裏難波でアルコールを補給した我々7人はそのまま南下します。
日本橋(にっぽんばし)の通称「でんでんタウン」(東京で言えば秋葉原)を抜けると、そこは新世界。
通天閣が見えてきます。
私がいつも友人を案内するのは新世界の裏通り。
絶滅危惧種の手書き看板が残る映画館、国際劇場。
大衆演劇の朝日劇場。
東京は浅草からも消えてしまった風景が、ここには辛うじて残っています。
ジャンジャン横丁を抜けると、あびこ筋に出ます。
この通りを渡ると西成区です。
大阪ディープサウスの中でも、最もディープなエリアの一つ、動物園前商店街へと分け入ります。
万博景気で賑わったドヤ街の受け皿であった商店街は、度重なる不景気と高齢化で衰退。
シャッター商店街は、ここ10年で中国人が経営する100円カラオケ店が雨後の筍のように林立しました。
私も西成は7年ぶりですが、中国人カラオケ店は更に増え、いつの間にかセクシーな衣装で昼間から客引きをするようになっています。

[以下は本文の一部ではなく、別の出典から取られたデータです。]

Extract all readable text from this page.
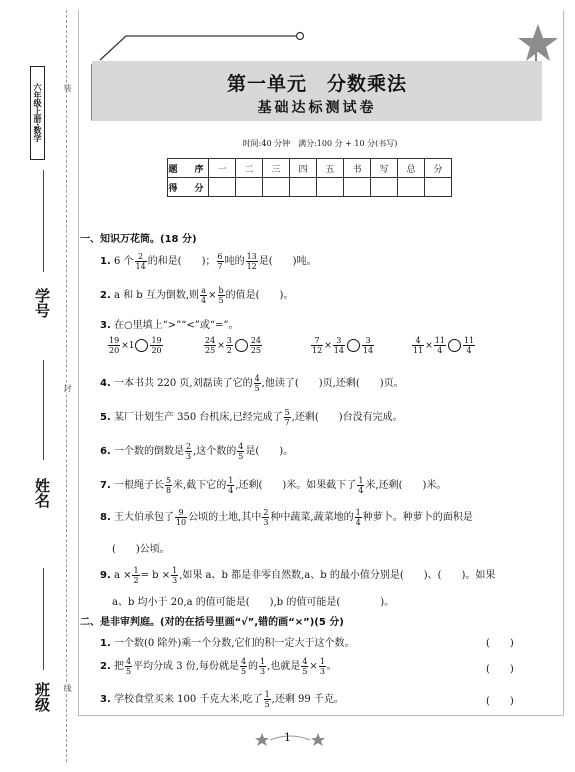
六年级上册·数学	装
封
线
学号
姓名
班级
第一单元　分数乘法
基础达标测试卷
时间:40 分钟　满分:100 分 + 10 分(书写)
题　序	一	二	三	四	五	书	写	总	分
得　分									
一、知识万花筒。(18 分)
1. 6 个 $\frac{2}{14}$ 的和是(　　)； $\frac{6}{7}$ 吨的 $\frac{13}{12}$ 是(　　)吨。
2. a 和 b 互为倒数,则 $\frac{a}{4} \times \frac{b}{5}$ 的值是(　　)。
3. 在○里填上“>”“<”或“=”。
$\frac{19}{20} \times 1 \frac{19}{20}$	$\frac{24}{25} \times \frac{3}{2} \frac{24}{25}$	$\frac{7}{12} \times \frac{3}{14} \frac{3}{14}$	$\frac{4}{11} \times \frac{11}{4} \frac{11}{4}$
4. 一本书共 220 页,刘磊读了它的 $\frac{4}{5}$ ,他读了(　　)页,还剩(　　)页。
5. 某厂计划生产 350 台机床,已经完成了 $\frac{5}{7}$ ,还剩(　　)台没有完成。
6. 一个数的倒数是 $\frac{2}{3}$ ,这个数的 $\frac{4}{5}$ 是(　　)。
7. 一根绳子长 $\frac{5}{8}$ 米,截下它的 $\frac{1}{4}$ ,还剩(　　)米。如果截下了 $\frac{1}{4}$ 米,还剩(　　)米。
8. 王大伯承包了 $\frac{9}{10}$ 公顷的土地,其中 $\frac{2}{3}$ 种中蔬菜,蔬菜地的 $\frac{1}{4}$ 种萝卜。种萝卜的面积是
(　　)公顷。
9. $a \times \frac{1}{2} = b \times \frac{1}{3}$ ,如果 a、b 都是非零自然数,a、b 的最小值分别是(　　)、(　　)。如果
a、b 均小于 20,a 的值可能是(　　),b 的值可能是(　　　　)。
二、是非审判庭。(对的在括号里画“√”,错的画“×”)(5 分)
1. 一个数(0 除外)乘一个分数,它们的积一定大于这个数。	(　　)
2. 把 $\frac{4}{5}$ 平均分成 3 份,每份就是 $\frac{4}{5}$ 的 $\frac{1}{3}$ ,也就是 $\frac{4}{5} \times \frac{1}{3}$ 。	(　　)
3. 学校食堂买来 100 千克大米,吃了 $\frac{1}{5}$ ,还剩 99 千克。	(　　)
1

その横では、路上でくだを巻く日雇いのおじさんに対応する屈強な西成署の警官たち。
この町は、大阪の暗部の象徴でもあります。
商店街から西に向かい、堺筋を渡ると、そこはあいりん地区。
この危険地帯の治安を守る、要塞のような建物が西成警察署。
警察署を過ぎて、ホームレスに不法占拠されている萩之茶屋南公園、通称「三角公園」のすぐ脇にあるのが、今日の目的地「なべや」。
地域密着の一人鍋のお店です。
こんな場所にあるのに、安くて美味しくて、そして盛り付けが「映える」ので、インスタグラマーやユーチューバーに見つかってしまい、予約が無いと入れないくらいの人気店になってしまいました。
今回は数週間前に相当苦労して予約を入れたのですが、開店の14時は満席で16時の回の予約です。
突然人気が出てしまったお店ですが、佇まいは以前のままで、ホッとしました。
我々のテーブルは入口を入ってすぐのところに用意されていました。
料理はあらかじめある程度予約しておきました。
「16時の回だと売り切れてるものも多いんです」
と言われたからです。
いつの間にそんな店になってしまったのか、SNSの影響力に驚きます。
まずは瓶ビールで乾杯。
事前に頼んでおいたのは
ミックス鍋 2
豚肉追加 1
鶏水炊き 1
鶏肉追加 1
鳥ミンチ鍋味噌 1
鶏ミンチ追加 1
牛肉すき焼 2
季節外れなので、名物のかき味噌鍋が食べられなかったのは残念です。
わたし的には出て来る順番やお代わりのタイミングも熟慮しての予約でしたが、危惧していた通り、全て一気に出て来ました。
火力が強いので、鍋もすぐに煮立ってきます。
つまみを追加オーダー。
スルメキムチ。
ミックス鍋は水炊き。
豚肉の旨味が出ています。
鳥ミンチ鍋は味噌仕立てにしてもらいました。
私は昨日に続き、S君を真似して芋焼酎のソーダ割り。
つまみも追加します。
鯨ベーコンとたこわさび。
追加の鶏肉をミックス鍋に投入。
海鮮、豚肉に鶏肉の旨味も合体させようというプラン。
旧知の仲間たちと昼間から囲む鍋は実に旨い。
ここが「センター・オブ・ザ・西成」とは思えない平和なひと時。
すき焼きは、もうワンラウンド頼むことにします。
すき焼き用に青ねぎと牛肉、生しいたけと豆腐を追加注文。
私がすき焼きが好物なので、さりげなく誘導したのです。
もちろん大好きなのマロニーも頼んでおきました。
最高に旨い。
すっかり満腹。
昼間からいっぱい飲んでいい気分。
お店を出て記念撮影をしようと思ったら、そこへ丁度関西支社の若者たちと鉢合わせ。
18時からの予約で来たようです。
彼らにシャッターを押してもらい、無事今回の関西遠征を終えました。
この後は番外編。
「なべや」を後にして、東に向かいます。
飛田新地に大人の社会見学。
7人のメンバーには女性二人と大学生ひとりがいますが、貴重な経験ですから、すこし歩いて回ることにします。
かつての栄華の片鱗が感じられる鯛よし百番の前でも記念撮影。
写真撮影が可能なのはここまで。
ここから先はスマホもカバンにしまって、自分の目に記憶を焼き付けなければなりません。
飛田新地をぐるりと見学して回り、再び動物園前商店街へ。
迷路のようなアーケードを抜けると、新世界に戻ってきました。
「下町ハシゴ酒の会」の関西遠征は、半日かけて大阪ディープサウスを探訪した今日のツアーで無事終了。
再会を約し、現地解散となりました。